Ghosh Riddhi Pratim, Maity Arnab K, Pourahmadi Mohsen, Mallick Bani K
Department of Mathematics and Statistics, Bowling Green State University, Bowling Green, Ohio, USA.
Early Clinical Development Oncology Statistics, San Diego, California, USA.
Genet Epidemiol. 2023 Feb;47(1):95-104. doi: 10.1002/gepi.22507. Epub 2022 Nov 15.

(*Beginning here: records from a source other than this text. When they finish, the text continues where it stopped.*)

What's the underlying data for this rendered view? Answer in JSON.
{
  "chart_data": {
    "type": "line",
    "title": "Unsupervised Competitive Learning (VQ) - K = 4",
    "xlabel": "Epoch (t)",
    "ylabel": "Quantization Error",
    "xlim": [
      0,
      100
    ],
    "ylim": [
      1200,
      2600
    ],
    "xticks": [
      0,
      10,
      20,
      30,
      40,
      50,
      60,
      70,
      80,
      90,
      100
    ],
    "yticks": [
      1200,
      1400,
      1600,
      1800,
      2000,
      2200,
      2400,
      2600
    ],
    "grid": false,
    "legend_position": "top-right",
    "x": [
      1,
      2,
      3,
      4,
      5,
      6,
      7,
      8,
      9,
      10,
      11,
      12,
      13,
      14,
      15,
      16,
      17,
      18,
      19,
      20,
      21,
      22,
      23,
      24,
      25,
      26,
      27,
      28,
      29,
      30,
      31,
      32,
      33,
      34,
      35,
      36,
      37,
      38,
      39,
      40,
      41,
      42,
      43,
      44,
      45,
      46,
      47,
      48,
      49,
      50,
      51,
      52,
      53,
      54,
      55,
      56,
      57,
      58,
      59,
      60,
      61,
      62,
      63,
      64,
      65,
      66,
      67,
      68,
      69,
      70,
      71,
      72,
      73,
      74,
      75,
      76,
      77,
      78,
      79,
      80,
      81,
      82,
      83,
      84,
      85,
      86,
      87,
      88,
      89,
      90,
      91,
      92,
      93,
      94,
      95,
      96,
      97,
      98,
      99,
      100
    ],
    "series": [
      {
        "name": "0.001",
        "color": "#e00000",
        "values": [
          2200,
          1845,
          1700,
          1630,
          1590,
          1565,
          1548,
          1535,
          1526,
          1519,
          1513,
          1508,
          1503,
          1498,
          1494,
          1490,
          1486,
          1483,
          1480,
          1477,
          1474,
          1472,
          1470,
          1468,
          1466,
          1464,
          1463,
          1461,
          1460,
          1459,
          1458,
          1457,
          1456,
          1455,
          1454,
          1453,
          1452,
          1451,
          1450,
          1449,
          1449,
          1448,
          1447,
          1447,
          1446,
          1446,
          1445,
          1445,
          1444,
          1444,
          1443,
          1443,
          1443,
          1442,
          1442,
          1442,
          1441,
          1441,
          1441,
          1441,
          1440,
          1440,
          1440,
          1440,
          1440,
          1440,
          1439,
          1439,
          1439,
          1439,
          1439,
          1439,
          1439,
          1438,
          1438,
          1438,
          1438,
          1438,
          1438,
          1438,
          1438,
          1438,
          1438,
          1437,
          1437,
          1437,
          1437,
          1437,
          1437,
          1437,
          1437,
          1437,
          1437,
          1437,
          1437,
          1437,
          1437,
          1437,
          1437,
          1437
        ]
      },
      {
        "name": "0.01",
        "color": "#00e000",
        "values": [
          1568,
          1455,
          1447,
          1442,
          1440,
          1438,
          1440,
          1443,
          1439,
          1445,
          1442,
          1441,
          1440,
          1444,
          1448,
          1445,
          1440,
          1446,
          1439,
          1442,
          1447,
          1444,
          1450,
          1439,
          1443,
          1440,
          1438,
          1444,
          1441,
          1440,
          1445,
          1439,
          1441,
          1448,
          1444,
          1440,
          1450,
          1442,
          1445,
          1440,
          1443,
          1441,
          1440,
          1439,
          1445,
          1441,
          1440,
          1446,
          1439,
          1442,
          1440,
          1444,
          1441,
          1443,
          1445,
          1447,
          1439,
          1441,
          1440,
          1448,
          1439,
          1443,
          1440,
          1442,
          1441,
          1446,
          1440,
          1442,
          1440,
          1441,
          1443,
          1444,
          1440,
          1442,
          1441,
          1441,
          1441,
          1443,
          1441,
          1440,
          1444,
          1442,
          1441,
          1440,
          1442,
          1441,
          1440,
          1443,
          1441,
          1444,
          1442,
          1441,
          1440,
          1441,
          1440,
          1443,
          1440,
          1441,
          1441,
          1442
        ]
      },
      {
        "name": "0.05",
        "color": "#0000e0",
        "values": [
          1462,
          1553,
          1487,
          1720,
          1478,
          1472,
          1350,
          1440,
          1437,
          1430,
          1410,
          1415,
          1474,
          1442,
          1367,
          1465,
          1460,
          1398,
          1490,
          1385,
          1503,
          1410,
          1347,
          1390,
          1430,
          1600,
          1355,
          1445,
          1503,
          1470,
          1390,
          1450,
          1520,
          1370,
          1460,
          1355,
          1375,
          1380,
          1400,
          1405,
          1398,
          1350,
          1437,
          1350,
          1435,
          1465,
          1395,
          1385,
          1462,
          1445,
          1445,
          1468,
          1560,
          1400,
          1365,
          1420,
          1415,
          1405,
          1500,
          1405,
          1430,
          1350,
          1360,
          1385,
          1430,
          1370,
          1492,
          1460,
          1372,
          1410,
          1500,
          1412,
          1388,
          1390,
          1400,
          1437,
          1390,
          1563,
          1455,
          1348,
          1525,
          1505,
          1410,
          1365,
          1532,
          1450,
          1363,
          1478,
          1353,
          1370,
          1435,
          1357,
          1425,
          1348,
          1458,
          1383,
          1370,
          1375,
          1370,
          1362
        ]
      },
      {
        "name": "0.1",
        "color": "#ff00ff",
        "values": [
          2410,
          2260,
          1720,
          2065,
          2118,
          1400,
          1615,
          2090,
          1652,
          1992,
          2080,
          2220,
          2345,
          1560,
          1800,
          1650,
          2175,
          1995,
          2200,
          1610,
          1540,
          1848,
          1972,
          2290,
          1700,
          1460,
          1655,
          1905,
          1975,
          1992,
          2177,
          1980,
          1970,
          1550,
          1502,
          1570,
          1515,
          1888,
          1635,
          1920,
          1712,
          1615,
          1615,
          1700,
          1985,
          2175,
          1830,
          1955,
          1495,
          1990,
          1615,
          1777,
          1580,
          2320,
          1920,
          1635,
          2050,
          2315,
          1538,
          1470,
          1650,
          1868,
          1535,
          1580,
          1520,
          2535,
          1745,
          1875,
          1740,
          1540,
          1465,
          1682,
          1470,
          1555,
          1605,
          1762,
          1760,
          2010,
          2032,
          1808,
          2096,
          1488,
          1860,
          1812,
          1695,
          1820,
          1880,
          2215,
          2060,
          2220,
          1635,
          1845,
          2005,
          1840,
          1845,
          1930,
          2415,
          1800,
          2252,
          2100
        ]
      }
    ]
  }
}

The clustering of proteins is of interest in cancer cell biology. This article proposes a hierarchical Bayesian model for protein (variable) clustering hinging on correlation structure. Starting from a multivariate normal likelihood, we enforce the clustering through prior modeling using angle-based unconstrained reparameterization of correlations and assume a truncated Poisson distribution (to penalize a large number of clusters) as prior on the number of clusters. The posterior distributions of the parameters are not in explicit form and we use a reversible jump Markov chain Monte Carlo based technique is used to simulate the parameters from the posteriors. The end products of the proposed method are estimated cluster configuration of the proteins (variables) along with the number of clusters. The Bayesian method is flexible enough to cluster the proteins as well as estimate the number of clusters. The performance of the proposed method has been substantiated with extensive simulation studies and one protein expression data with a hereditary disposition in breast cancer where the proteins are coming from different pathways.
蛋白质的聚类在癌细胞生物学中备受关注。本文提出了一种基于相关结构的蛋白质(变量)聚类层次贝叶斯模型。从多元正态似然出发,我们通过对相关性进行基于角度的无约束重新参数化的先验建模来实施聚类,并假设截断泊松分布(以惩罚大量聚类)作为聚类数量的先验。参数的后验分布没有显式形式,我们使用基于可逆跳跃马尔可夫链蒙特卡罗的技术从后验中模拟参数。所提出方法的最终产物是蛋白质(变量)的估计聚类配置以及聚类数量。贝叶斯方法足够灵活,既可以对蛋白质进行聚类,也可以估计聚类数量。通过广泛的模拟研究以及一个具有乳腺癌遗传倾向的蛋白质表达数据(其中蛋白质来自不同途径),证实了所提出方法的性能。